At least 23 dead, hundreds missing as winds fan California wildfires
Firefighters facing a resurgence of high winds on Wednesday struggled to halt wildfires that have killed at least 23 people, destroyed 3,500 structures and left hundreds missing in chaotic evacuations across northern California’s wine country, APA reports quoting Reuters.
Nearly two dozen blazes spanning eight counties have charred around 170,000 acres (68,797 hectares). Flames erupted on Sunday night when gale force winds toppled power lines across the region, possibly igniting one of the deadliest wildfire outbreaks in California history.
Flames were spread rapidly by hot, dry “Diablo” winds - similar to Southern California’s Santa Ana winds - that blew into northern California toward the Pacific on Sunday night.
The official cause of ignition has not been determined. But electric wires knocked down by those same winds may have sparked the conflagration, according to Daniel Berlant, spokesman for the California Department of Forestry and Fire Protection (Cal Fire).
“That is definitely a possibility,” he told Reuters. “Power lines are a common cause of fires during wind events.”
Berlant said some of the victims in northern California were asleep when the fast-moving fires broke out, igniting their homes before they could escape.
At least 20,000 people remained under evacuation as the fires raged largely unchecked for a third day, belching palls of smoke that engulfed the region and drifted south over the San Francisco Bay area, where some residents donned face masks.

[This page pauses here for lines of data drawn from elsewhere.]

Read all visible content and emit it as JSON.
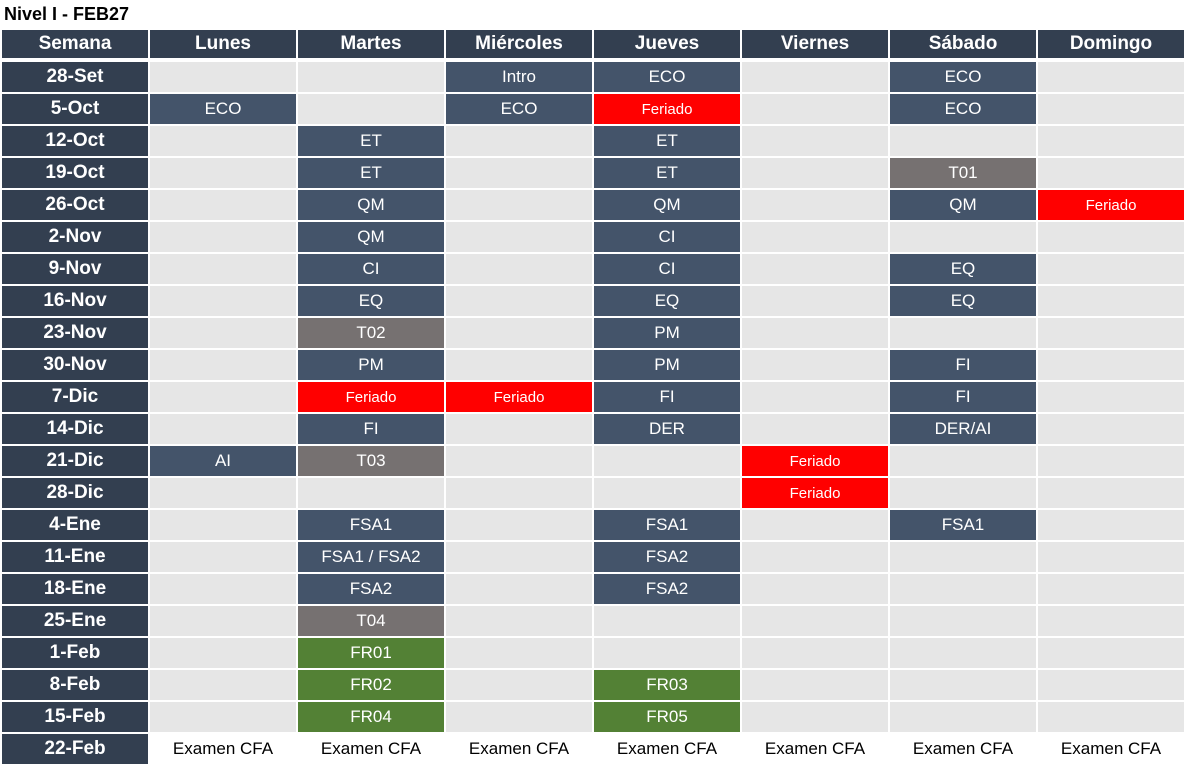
{
  "title": "Nivel I - FEB27",
  "table": {
    "header": [
      "Semana",
      "Lunes",
      "Martes",
      "Miércoles",
      "Jueves",
      "Viernes",
      "Sábado",
      "Domingo"
    ],
    "rows": [
      {
        "week": "28-Set",
        "cells": [
          null,
          null,
          {
            "text": "Intro",
            "color": "#44546a"
          },
          {
            "text": "ECO",
            "color": "#44546a"
          },
          null,
          {
            "text": "ECO",
            "color": "#44546a"
          },
          null
        ]
      },
      {
        "week": "5-Oct",
        "cells": [
          {
            "text": "ECO",
            "color": "#44546a"
          },
          null,
          {
            "text": "ECO",
            "color": "#44546a"
          },
          {
            "text": "Feriado",
            "color": "#ff0000"
          },
          null,
          {
            "text": "ECO",
            "color": "#44546a"
          },
          null
        ]
      },
      {
        "week": "12-Oct",
        "cells": [
          null,
          {
            "text": "ET",
            "color": "#44546a"
          },
          null,
          {
            "text": "ET",
            "color": "#44546a"
          },
          null,
          null,
          null
        ]
      },
      {
        "week": "19-Oct",
        "cells": [
          null,
          {
            "text": "ET",
            "color": "#44546a"
          },
          null,
          {
            "text": "ET",
            "color": "#44546a"
          },
          null,
          {
            "text": "T01",
            "color": "#767171"
          },
          null
        ]
      },
      {
        "week": "26-Oct",
        "cells": [
          null,
          {
            "text": "QM",
            "color": "#44546a"
          },
          null,
          {
            "text": "QM",
            "color": "#44546a"
          },
          null,
          {
            "text": "QM",
            "color": "#44546a"
          },
          {
            "text": "Feriado",
            "color": "#ff0000"
          }
        ]
      },
      {
        "week": "2-Nov",
        "cells": [
          null,
          {
            "text": "QM",
            "color": "#44546a"
          },
          null,
          {
            "text": "CI",
            "color": "#44546a"
          },
          null,
          null,
          null
        ]
      },
      {
        "week": "9-Nov",
        "cells": [
          null,
          {
            "text": "CI",
            "color": "#44546a"
          },
          null,
          {
            "text": "CI",
            "color": "#44546a"
          },
          null,
          {
            "text": "EQ",
            "color": "#44546a"
          },
          null
        ]
      },
      {
        "week": "16-Nov",
        "cells": [
          null,
          {
            "text": "EQ",
            "color": "#44546a"
          },
          null,
          {
            "text": "EQ",
            "color": "#44546a"
          },
          null,
          {
            "text": "EQ",
            "color": "#44546a"
          },
          null
        ]
      },
      {
        "week": "23-Nov",
        "cells": [
          null,
          {
            "text": "T02",
            "color": "#767171"
          },
          null,
          {
            "text": "PM",
            "color": "#44546a"
          },
          null,
          null,
          null
        ]
      },
      {
        "week": "30-Nov",
        "cells": [
          null,
          {
            "text": "PM",
            "color": "#44546a"
          },
          null,
          {
            "text": "PM",
            "color": "#44546a"
          },
          null,
          {
            "text": "FI",
            "color": "#44546a"
          },
          null
        ]
      },
      {
        "week": "7-Dic",
        "cells": [
          null,
          {
            "text": "Feriado",
            "color": "#ff0000"
          },
          {
            "text": "Feriado",
            "color": "#ff0000"
          },
          {
            "text": "FI",
            "color": "#44546a"
          },
          null,
          {
            "text": "FI",
            "color": "#44546a"
          },
          null
        ]
      },
      {
        "week": "14-Dic",
        "cells": [
          null,
          {
            "text": "FI",
            "color": "#44546a"
          },
          null,
          {
            "text": "DER",
            "color": "#44546a"
          },
          null,
          {
            "text": "DER/AI",
            "color": "#44546a"
          },
          null
        ]
      },
      {
        "week": "21-Dic",
        "cells": [
          {
            "text": "AI",
            "color": "#44546a"
          },
          {
            "text": "T03",
            "color": "#767171"
          },
          null,
          null,
          {
            "text": "Feriado",
            "color": "#ff0000"
          },
          null,
          null
        ]
      },
      {
        "week": "28-Dic",
        "cells": [
          null,
          null,
          null,
          null,
          {
            "text": "Feriado",
            "color": "#ff0000"
          },
          null,
          null
        ]
      },
      {
        "week": "4-Ene",
        "cells": [
          null,
          {
            "text": "FSA1",
            "color": "#44546a"
          },
          null,
          {
            "text": "FSA1",
            "color": "#44546a"
          },
          null,
          {
            "text": "FSA1",
            "color": "#44546a"
          },
          null
        ]
      },
      {
        "week": "11-Ene",
        "cells": [
          null,
          {
            "text": "FSA1 / FSA2",
            "color": "#44546a"
          },
          null,
          {
            "text": "FSA2",
            "color": "#44546a"
          },
          null,
          null,
          null
        ]
      },
      {
        "week": "18-Ene",
        "cells": [
          null,
          {
            "text": "FSA2",
            "color": "#44546a"
          },
          null,
          {
            "text": "FSA2",
            "color": "#44546a"
          },
          null,
          null,
          null
        ]
      },
      {
        "week": "25-Ene",
        "cells": [
          null,
          {
            "text": "T04",
            "color": "#767171"
          },
          null,
          null,
          null,
          null,
          null
        ]
      },
      {
        "week": "1-Feb",
        "cells": [
          null,
          {
            "text": "FR01",
            "color": "#538135"
          },
          null,
          null,
          null,
          null,
          null
        ]
      },
      {
        "week": "8-Feb",
        "cells": [
          null,
          {
            "text": "FR02",
            "color": "#538135"
          },
          null,
          {
            "text": "FR03",
            "color": "#538135"
          },
          null,
          null,
          null
        ]
      },
      {
        "week": "15-Feb",
        "cells": [
          null,
          {
            "text": "FR04",
            "color": "#538135"
          },
          null,
          {
            "text": "FR05",
            "color": "#538135"
          },
          null,
          null,
          null
        ]
      },
      {
        "week": "22-Feb",
        "cells": [
          {
            "text": "Examen CFA",
            "color": "#ffffff"
          },
          {
            "text": "Examen CFA",
            "color": "#ffffff"
          },
          {
            "text": "Examen CFA",
            "color": "#ffffff"
          },
          {
            "text": "Examen CFA",
            "color": "#ffffff"
          },
          {
            "text": "Examen CFA",
            "color": "#ffffff"
          },
          {
            "text": "Examen CFA",
            "color": "#ffffff"
          },
          {
            "text": "Examen CFA",
            "color": "#ffffff"
          }
        ]
      }
    ]
  }
}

The entire town of Calistoga, a Napa Valley community of some 5,000 residents spared from advancing flames the first night of the fire, was ordered to evacuate on Wednesday evening, as the county sheriff’s office warned that conditions had worsened.
More than 550 people were still reported unaccounted for in Sonoma County on Wednesday morning, said Jennifer Laroque, a county emergency operations center spokeswoman.
It was unclear how many of the missing might be actual fire victims rather than evacuees who merely failed to check in with authorities after fleeing their homes. Officials urged displaced residents to let their family members know they were safe.